Chords flow forth with measured velocity. While cycles are generated, additional patterns seep in from the sidelines to embellish the mix like spicy seasoning. A blend of sparkling resonance and almost growling notes succeed in producing a lush sonic palette that bestows a satisfying range to the songs. Percussion is relatively absent from this music.
The pieces rely mostly on rapid succession of strident electronic sounds to provide a rhythmic propulsion. A moodiness permeates this music, buried beneath lively chords and surging tonalities. Whether resulting from pensive attitudes or just cerebral intents, the compositions exhibit a scientific demeanor, carefully arranged and directed to stimulate cognitive processes with their peppy delivery.

Matt Howarth / Sonic Curiosity The Spaniard John Lakveet has, little by little, become a household name in electronic (retro-)music. Unlike a lot of his colleagues, he doesn't produce ultra-long pieces of music with long intros but instead he manages to tell his story in quite a short time. Speaking of time: this also relates to his musical output.
His latest album "The Force Of Reason" was released less than a year ago. But, if one is able to create interesting and innovative music, that is not a problem.

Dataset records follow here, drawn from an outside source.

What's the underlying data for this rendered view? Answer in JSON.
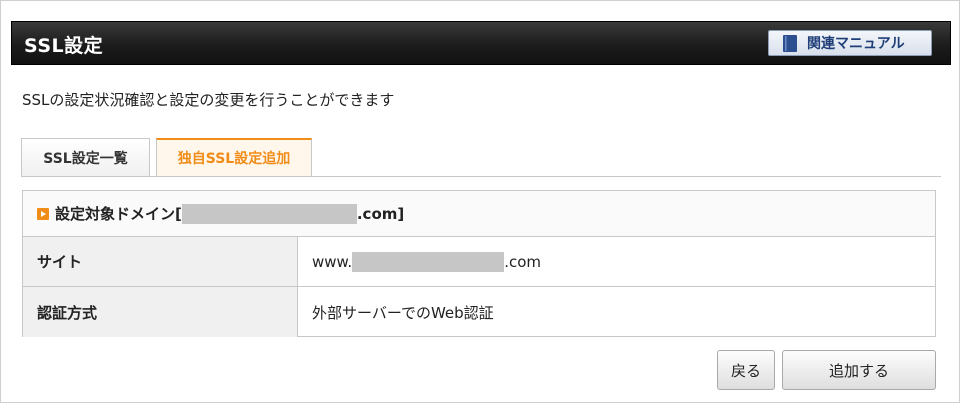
{
  "header": {
    "title": "SSL設定",
    "manual_label": "関連マニュアル",
    "manual_icon": "book-icon"
  },
  "description": "SSLの設定状況確認と設定の変更を行うことができます",
  "tabs": [
    {
      "label": "SSL設定一覧",
      "active": false
    },
    {
      "label": "独自SSL設定追加",
      "active": true
    }
  ],
  "panel": {
    "heading_prefix": "設定対象ドメイン[",
    "heading_suffix": ".com]",
    "rows": [
      {
        "label": "サイト",
        "value_prefix": "www.",
        "value_suffix": ".com"
      },
      {
        "label": "認証方式",
        "value": "外部サーバーでのWeb認証"
      }
    ]
  },
  "buttons": {
    "back": "戻る",
    "add": "追加する"
  },
  "colors": {
    "accent": "#f08c18",
    "header_bg": "#1c1c1c",
    "manual_text": "#1f3e78"
  }
}
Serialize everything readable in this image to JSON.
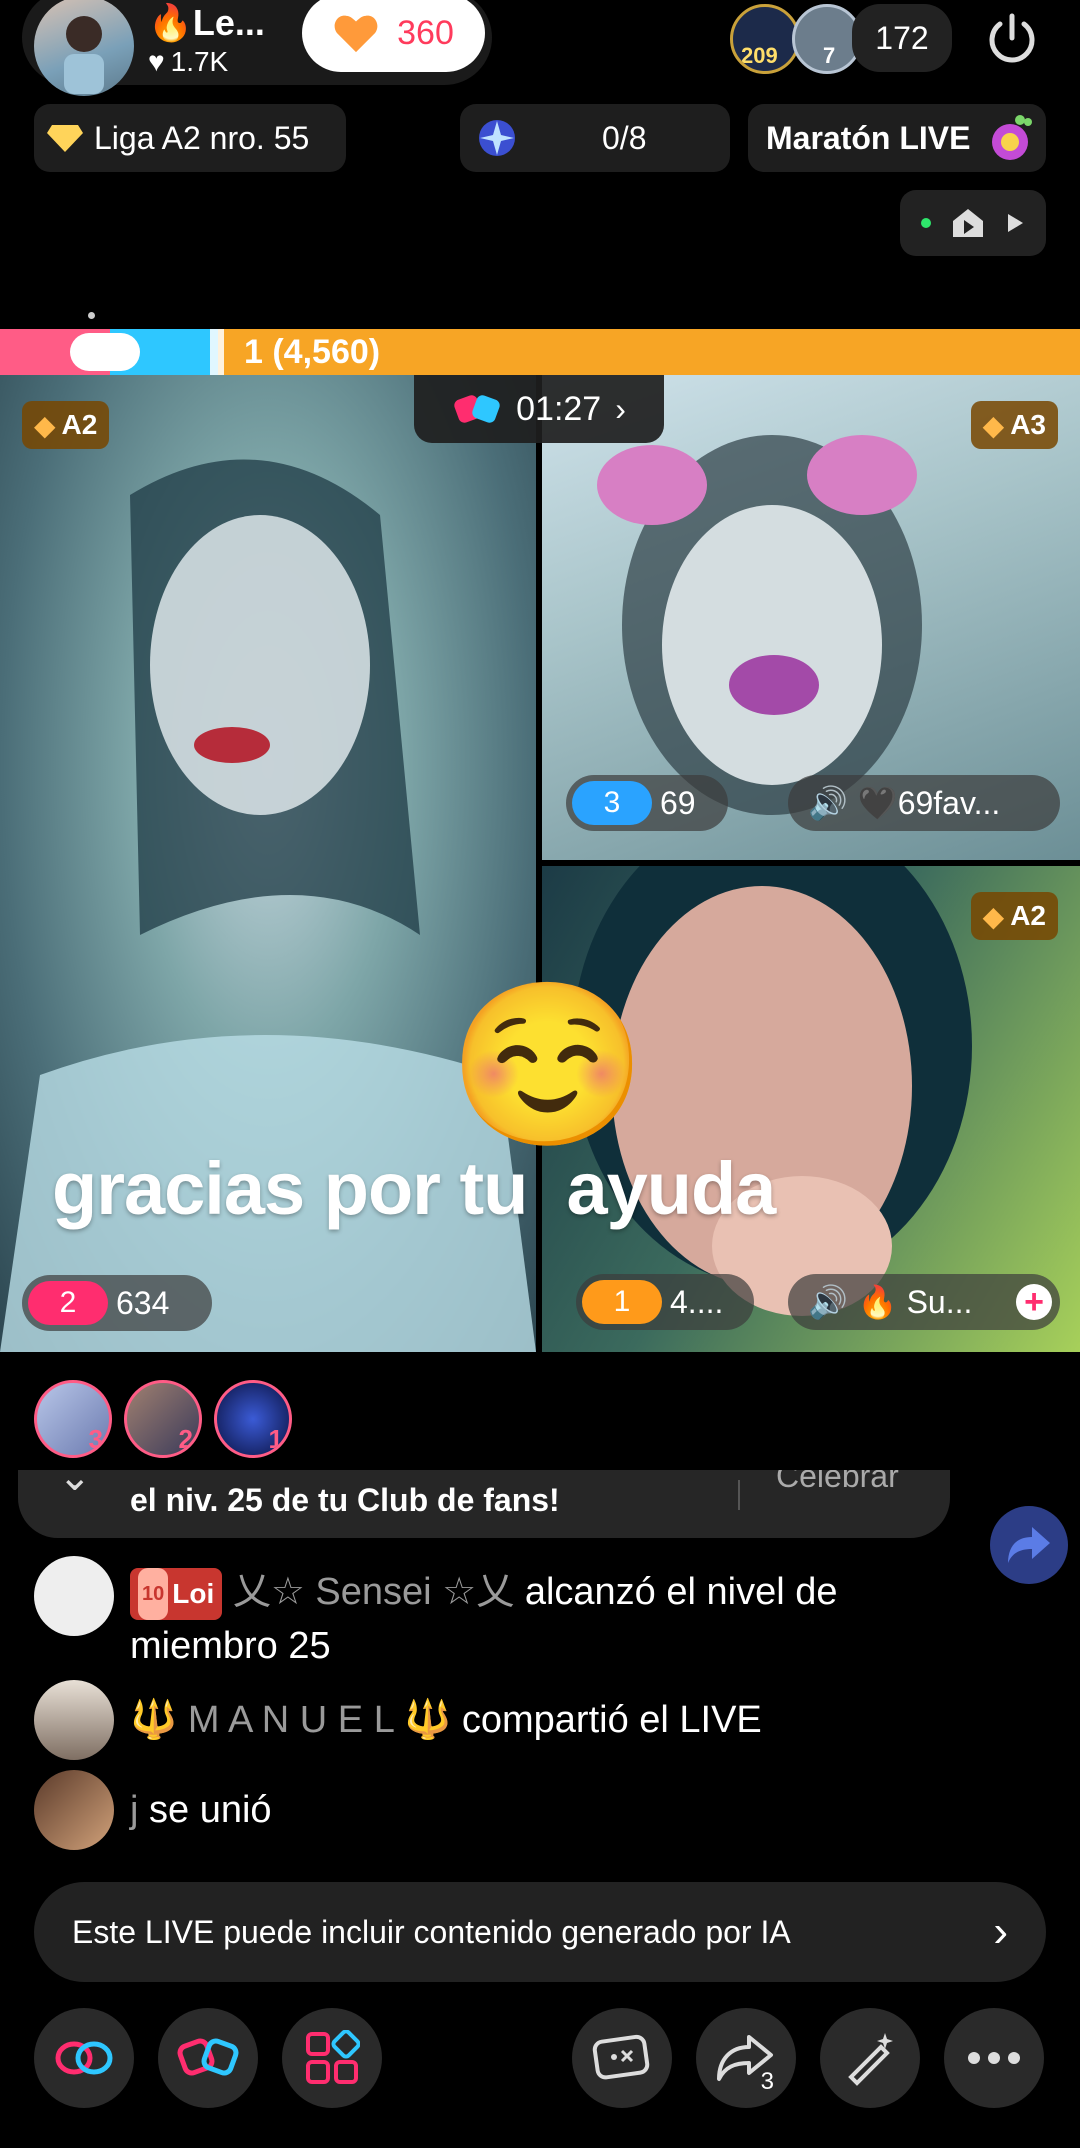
{
  "host": {
    "name": "🔥Le...",
    "likes": "1.7K",
    "heart_count": "360"
  },
  "top_right": {
    "badge1": "209",
    "badge2": "7",
    "viewers": "172"
  },
  "chips": {
    "league": "Liga A2 nro. 55",
    "goal": "0/8",
    "marathon": "Maratón LIVE"
  },
  "ranking_bar": {
    "label": "1 (4,560)"
  },
  "battle": {
    "timer": "01:27"
  },
  "tiles": [
    {
      "badge": "A2",
      "rank": "2",
      "score": "634",
      "rank_color": "#ff2d6f"
    },
    {
      "badge": "A3",
      "rank": "3",
      "score": "69",
      "rank_color": "#2aa3ff",
      "name": "🖤69fav..."
    },
    {
      "badge": "A2",
      "rank": "1",
      "score": "4....",
      "rank_color": "#ff9a1a",
      "name": "🔥 Su..."
    }
  ],
  "overlay": {
    "emoji": "☺️",
    "caption": "gracias por tu  ayuda"
  },
  "supporters": [
    "3",
    "2",
    "1"
  ],
  "banner": {
    "text": "el niv. 25 de tu Club de fans!",
    "action": "Celebrar"
  },
  "chat": [
    {
      "badge": "Loi",
      "badge_num": "10",
      "user": "乂☆ Sensei ☆乂",
      "msg": " alcanzó el nivel de miembro 25"
    },
    {
      "user": "🔱 M A N U E L 🔱",
      "msg": " compartió el LIVE"
    },
    {
      "user": "j",
      "msg": " se unió"
    }
  ],
  "ai_notice": {
    "text": "Este LIVE puede incluir contenido generado por IA"
  },
  "bottom_bar": {
    "share_count": "3"
  },
  "colors": {
    "accent_pink": "#ff2d6f",
    "accent_orange": "#ff9a1a",
    "accent_blue": "#2aa3ff",
    "bar_orange": "#f7a525"
  }
}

And with John, such is certainly the case.

Sequences are John’s speciality, they are pulsating and hypnotizing. Jon is really a master at this.
Just listen to the multi-sequences in the opening track "Fractal Clouds" and this fact also becomes clear on "Elipse O" and "Awakes Disorder". It is not all sequences on the album, though.
John is also very capable at adding interesting ambient sounds to his music, as in "Randomize Fractions".
The melodies on the album are likewise beautiful, for instance "Confusion Of Integral" and "Square Serial", a collaboration with his fellow countryman Dom F. Scab. It is a great track with easy rhythms and a fine overall atmosphere. These gentlemen know what they are doing.

Lakveet releases a lot of music but the quality remains okay and that is the most important thing.

Paul Rijkens / SonicImmersion.org Son précédent opus, The Force of Reason (PR 41), l’avait laissé entrevoir, John LAKVEET est bien le roi des séquenceurs. Que ce soit avec des suites de sons où la ligne mélodique est directement perceptible, avec des structures plus froides et synthétiques, ou enfin avec des passages complètement expérimentaux, ils sont la marque de fabrique de notre Ibère. L’auditeur pensera immédiatement à Klaus Schulze ou à Ashra, même si c’est à Peter Baumann que Lakveet fait un discret hommage.

A l’instar des fractales qui ornent le livret, Lakveet nous offre un album d’une précision mathématique mais pas pour autant dénué d’une certaine poésie, même si certaines ambiances sont presque dark.